I have been you to quite an extent. I understand this more than you might think. I am 58.
It has taken me my whole adult life to find that spot where I can tell myself it doesn’t matter what others think. Most of the time it works, sometimes not as well as I would like it to. Were you raised in a home where appearances to others was important? I was and it was unacceptable to not hit the mark. My guardian/aunt was awful.
If you can get into counseling again, please do. Don’t give up.
My achilles hill in all of this is my father in law. We hosted family Christmas this year in our new home. We worked our whole lives to have a nice home and we do. I can’t decorate my way out of a paper sack, but the house is there.
Anyhoo, I have a sister in law (BIL’s wife) who is the nicest, kindest person you could ever meet. Everything she does is perfect. Everything. Her home is so well decorated and ALWAYS freaking spotless, she entertains like no other. Yet, she is kind, humble, and unpretentious. I so want to be like her so my father in law will see me in better eyes. WHY DO I EVEN CARE??? My husband is the black sheep of the family and he let that roll off his back years ago. Me, not so much so I am always trying to find that magic thing that will put me in a good light in FIL’s eyes. WHY?
Well, for Family Christmas, DH’s 6 siblings, their families, and his dad were coming. I spent days preparing, cleaning, cooking (and I did one heck of a job). I was a wreck before they got there.
My older daughters have talked to me, my husband has talked to me and they don’t understand what goes on in my head. Know what happened?
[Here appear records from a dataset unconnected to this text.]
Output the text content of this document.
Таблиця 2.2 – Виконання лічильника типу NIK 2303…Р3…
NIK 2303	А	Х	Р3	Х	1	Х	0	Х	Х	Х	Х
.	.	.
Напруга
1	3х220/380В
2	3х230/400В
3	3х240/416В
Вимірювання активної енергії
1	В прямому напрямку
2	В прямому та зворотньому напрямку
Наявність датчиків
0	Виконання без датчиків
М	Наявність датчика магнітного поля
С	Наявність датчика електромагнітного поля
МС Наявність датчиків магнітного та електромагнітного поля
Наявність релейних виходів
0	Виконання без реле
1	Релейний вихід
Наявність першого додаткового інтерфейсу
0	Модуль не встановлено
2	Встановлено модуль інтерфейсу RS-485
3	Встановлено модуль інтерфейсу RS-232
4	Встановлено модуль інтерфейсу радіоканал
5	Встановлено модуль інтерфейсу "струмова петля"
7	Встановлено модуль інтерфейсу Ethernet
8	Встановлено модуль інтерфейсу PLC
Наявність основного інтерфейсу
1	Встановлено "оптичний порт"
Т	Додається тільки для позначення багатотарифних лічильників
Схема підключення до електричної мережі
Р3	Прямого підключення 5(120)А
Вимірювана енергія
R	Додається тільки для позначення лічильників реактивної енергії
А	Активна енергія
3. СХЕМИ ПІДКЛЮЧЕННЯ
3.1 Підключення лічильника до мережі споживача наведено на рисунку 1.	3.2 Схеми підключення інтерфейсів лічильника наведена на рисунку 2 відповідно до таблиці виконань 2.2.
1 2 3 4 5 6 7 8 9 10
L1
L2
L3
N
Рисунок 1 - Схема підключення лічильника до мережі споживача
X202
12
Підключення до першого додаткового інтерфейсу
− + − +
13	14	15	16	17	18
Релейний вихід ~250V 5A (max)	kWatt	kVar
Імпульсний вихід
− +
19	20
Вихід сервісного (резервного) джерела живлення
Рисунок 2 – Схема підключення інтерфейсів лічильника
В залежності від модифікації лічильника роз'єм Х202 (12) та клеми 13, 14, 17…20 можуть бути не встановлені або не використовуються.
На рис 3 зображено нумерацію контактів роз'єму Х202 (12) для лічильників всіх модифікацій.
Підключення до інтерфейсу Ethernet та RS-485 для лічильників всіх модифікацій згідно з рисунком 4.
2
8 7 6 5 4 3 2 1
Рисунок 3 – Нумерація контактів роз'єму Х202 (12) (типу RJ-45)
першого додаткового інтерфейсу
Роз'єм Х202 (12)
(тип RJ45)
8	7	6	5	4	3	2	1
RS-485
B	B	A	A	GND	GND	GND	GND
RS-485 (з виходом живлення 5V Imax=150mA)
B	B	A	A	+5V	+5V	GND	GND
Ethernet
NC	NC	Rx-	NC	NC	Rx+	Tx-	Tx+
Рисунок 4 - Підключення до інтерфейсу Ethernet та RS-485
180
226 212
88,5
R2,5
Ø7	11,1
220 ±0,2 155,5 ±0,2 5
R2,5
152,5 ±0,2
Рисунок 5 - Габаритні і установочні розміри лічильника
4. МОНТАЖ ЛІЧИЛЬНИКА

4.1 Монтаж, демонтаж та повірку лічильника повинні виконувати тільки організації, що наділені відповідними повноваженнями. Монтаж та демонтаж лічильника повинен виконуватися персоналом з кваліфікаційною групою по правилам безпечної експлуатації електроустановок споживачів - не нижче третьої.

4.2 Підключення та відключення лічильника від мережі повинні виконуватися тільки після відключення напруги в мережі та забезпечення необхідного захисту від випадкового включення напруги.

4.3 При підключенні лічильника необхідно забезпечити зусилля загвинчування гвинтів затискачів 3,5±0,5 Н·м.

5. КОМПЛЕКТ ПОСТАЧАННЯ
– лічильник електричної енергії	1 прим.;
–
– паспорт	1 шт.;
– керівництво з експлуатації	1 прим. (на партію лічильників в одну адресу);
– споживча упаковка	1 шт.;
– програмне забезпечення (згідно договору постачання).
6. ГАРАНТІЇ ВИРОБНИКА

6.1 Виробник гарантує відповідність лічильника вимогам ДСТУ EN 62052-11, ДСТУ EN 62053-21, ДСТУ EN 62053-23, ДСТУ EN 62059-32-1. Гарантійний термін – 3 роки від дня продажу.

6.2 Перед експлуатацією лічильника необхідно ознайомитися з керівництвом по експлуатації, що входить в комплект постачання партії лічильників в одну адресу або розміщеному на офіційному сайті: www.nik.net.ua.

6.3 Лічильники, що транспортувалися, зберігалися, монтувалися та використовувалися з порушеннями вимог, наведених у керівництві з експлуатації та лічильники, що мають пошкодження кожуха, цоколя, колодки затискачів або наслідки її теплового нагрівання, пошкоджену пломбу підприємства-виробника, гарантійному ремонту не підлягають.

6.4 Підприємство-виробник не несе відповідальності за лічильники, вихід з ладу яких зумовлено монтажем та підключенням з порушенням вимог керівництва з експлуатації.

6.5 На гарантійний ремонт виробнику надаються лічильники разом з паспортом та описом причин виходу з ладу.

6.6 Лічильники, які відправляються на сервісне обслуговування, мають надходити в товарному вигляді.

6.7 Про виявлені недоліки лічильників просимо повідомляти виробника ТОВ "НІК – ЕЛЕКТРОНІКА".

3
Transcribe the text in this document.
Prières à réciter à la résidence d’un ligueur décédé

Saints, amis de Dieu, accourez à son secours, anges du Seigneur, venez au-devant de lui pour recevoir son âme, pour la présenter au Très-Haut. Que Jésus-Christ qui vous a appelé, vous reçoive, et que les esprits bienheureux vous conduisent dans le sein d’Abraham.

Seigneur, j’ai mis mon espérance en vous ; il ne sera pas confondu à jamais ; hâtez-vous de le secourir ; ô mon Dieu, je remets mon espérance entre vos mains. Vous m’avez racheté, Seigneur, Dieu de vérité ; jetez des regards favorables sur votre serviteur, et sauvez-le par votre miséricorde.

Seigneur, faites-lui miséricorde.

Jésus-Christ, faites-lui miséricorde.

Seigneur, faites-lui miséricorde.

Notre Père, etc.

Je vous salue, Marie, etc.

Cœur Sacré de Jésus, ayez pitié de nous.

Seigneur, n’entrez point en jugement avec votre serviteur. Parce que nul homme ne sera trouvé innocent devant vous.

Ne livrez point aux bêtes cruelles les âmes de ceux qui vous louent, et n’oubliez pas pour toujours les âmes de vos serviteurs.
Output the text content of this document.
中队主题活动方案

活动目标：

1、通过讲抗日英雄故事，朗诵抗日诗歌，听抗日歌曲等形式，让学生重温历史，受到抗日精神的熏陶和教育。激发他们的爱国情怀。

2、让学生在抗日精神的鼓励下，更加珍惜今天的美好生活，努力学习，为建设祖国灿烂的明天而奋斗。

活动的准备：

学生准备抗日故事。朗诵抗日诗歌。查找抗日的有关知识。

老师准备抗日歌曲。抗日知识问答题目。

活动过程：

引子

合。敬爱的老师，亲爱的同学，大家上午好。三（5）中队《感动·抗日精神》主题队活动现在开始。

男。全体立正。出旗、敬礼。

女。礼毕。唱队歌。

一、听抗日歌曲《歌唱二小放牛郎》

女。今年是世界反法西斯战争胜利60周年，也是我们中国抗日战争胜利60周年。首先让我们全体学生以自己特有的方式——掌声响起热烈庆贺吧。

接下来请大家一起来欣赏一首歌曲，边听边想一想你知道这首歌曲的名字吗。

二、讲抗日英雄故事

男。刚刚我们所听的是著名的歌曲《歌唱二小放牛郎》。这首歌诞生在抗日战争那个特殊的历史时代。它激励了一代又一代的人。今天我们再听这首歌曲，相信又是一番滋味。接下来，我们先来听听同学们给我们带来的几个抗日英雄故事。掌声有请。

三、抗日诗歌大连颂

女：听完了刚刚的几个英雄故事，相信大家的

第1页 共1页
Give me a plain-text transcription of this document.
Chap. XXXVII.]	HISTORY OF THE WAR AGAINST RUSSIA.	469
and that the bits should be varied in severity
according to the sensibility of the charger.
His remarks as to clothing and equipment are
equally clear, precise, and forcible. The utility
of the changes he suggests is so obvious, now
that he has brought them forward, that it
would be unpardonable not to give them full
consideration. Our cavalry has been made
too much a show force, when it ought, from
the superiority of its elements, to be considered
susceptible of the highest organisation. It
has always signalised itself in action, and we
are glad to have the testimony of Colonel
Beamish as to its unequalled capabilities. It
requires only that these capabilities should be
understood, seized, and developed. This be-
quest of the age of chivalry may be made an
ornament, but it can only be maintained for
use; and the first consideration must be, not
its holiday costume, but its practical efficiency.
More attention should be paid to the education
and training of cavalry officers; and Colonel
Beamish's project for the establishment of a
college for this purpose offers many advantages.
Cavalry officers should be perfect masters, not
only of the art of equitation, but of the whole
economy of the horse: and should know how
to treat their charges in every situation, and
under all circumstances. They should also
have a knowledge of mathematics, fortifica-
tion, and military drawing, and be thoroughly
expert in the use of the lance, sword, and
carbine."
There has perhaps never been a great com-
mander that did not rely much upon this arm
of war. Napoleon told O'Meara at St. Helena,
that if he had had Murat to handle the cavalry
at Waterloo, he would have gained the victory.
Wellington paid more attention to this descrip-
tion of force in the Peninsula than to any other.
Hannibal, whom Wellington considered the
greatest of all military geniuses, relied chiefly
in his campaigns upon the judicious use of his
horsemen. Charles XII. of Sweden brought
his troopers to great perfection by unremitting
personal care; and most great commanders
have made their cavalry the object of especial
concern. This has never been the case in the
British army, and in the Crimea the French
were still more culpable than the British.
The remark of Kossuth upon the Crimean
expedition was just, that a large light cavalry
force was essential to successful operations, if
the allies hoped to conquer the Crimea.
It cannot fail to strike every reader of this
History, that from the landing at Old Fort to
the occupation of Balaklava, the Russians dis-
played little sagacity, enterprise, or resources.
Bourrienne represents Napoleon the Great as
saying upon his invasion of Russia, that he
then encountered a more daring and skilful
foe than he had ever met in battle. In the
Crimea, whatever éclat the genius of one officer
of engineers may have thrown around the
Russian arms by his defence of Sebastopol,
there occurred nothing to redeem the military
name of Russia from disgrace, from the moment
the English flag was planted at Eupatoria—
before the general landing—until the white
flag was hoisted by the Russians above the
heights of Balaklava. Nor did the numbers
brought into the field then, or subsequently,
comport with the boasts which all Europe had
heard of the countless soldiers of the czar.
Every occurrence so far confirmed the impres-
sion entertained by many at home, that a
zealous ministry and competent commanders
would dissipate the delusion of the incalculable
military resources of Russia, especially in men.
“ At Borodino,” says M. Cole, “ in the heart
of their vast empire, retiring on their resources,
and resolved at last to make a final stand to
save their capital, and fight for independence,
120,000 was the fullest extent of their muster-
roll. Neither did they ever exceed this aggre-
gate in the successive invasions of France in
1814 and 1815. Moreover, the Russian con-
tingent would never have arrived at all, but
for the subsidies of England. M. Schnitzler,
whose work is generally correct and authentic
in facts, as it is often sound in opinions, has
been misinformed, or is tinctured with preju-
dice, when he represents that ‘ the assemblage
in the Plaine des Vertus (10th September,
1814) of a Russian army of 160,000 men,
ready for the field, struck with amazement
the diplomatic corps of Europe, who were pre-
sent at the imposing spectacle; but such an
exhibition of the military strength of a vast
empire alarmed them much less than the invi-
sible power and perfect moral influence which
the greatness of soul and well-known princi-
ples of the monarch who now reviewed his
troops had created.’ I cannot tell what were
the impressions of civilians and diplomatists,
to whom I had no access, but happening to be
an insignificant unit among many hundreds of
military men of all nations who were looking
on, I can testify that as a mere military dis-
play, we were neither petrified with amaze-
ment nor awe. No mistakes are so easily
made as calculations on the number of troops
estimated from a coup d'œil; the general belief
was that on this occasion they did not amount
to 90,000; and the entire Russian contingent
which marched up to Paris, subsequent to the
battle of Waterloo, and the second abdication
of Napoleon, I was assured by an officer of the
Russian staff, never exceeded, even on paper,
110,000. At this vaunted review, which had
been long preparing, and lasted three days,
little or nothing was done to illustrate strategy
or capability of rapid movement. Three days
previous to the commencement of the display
My 23 yo son came up and said “Mom, really, why do you care? What difference does it make? Grandpa is who he is and he isn’t going to change (much like Mrs. Smith). Stop caring about what others think. If Grandpa gives you any s&%^, I’ll take him to the basement and give him something with a high alcohol content.”
Why did my 23 yo son have the magic that no one else did? I don’t know but I was proud of him for having an attitude of not worrying about what others thought about him.
Man that was long and drawn out. Sorry.
I will share with you the very best piece of advice I have ever received in my life. It was regarding my horrid aunt/guardian whom I could never please. It goes like this: “Stop going to a dry well looking for water. You will always be thirsty.”
The Smith’s are a very dry well.
If you have your mother’s support can’t she start distancing the Smiths from the family events?